Face2Gene presents several favorable aspects that make its use convenient. It is free of charge, it can be easily downloaded on the smartphone of verified healthcare professionals, and the access is protected by a password. Photos can be taken quickly through the app, with the possibility of using the face capture (the camera automatically takes the photo when the app frames the face contour) or can be uploaded from the gallery. Original photos are encrypted and stored in a database available only to the clinician or researcher who submitted the case. Nevertheless, ethical and privacy concerns related to the use of facial recognition technology and big data have been raised [27]. A thorough and careful conversation with patients and/or their caregivers to obtain consent is, therefore, essential prior to the use of this tool.

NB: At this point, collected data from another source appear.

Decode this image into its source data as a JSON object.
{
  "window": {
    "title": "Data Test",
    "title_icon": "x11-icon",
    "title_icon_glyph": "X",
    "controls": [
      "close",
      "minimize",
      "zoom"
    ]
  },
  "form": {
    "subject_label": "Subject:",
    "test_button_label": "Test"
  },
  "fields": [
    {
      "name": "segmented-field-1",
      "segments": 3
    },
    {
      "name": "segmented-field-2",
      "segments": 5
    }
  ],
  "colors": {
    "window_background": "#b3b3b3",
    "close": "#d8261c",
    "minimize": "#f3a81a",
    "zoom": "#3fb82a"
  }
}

Our study has some limitations. The relatively small number of patients in the subgroups (for example, patients with specific genetic findings) might have resulted in not being able to find statistically significant results. Due to the rarity of these syndromes, international multi-center studies would be necessary to obtain larger samples. A quality check of the photos, in order to confirm that the photo was taken from the right angle to properly analyze the face or if it was taken with appropriate light and contrast, was absent. We did not obtain photos at different ages for each patient in order to investigate more extensively the performance of the app at different ages. As the app was tested in patients that already received the diagnosis of SRS or PWS, it was not possible to calculate the positive predictive value of the tool. However, our data support the use of Face2Gene as a tool for the identification of patients affected by SRS or PWS. A delay in diagnosis could compromise the care for these patients and unnecessarily delay treatment with, for example, growth hormone.

In conclusion, our study demonstrates that the Face2Gene app can be a useful tool to integrate in the diagnostic path of patients with SRS and PWS, as support for the clinicians. Deep learning algorithms such as Face2Gene cannot substitute a clinician or a geneticist. Nevertheless, including its use in the diagnostic path of patients suspected to have a genetic syndrome can shorten the time needed to make the right diagnosis, may reduce healthcare costs by providing clues for more targeted genetic tests, and can be supportive in establishing clinical diagnoses in settings where genetic tests are not easily available [28]. Moreover, the algorithms allow improvement in the tool’s accuracy in the future, and the identification of (new) syndromes in various ethnic groups can be quickly shared among colleagues at an international level, to enhance a global and more equal access to knowledge.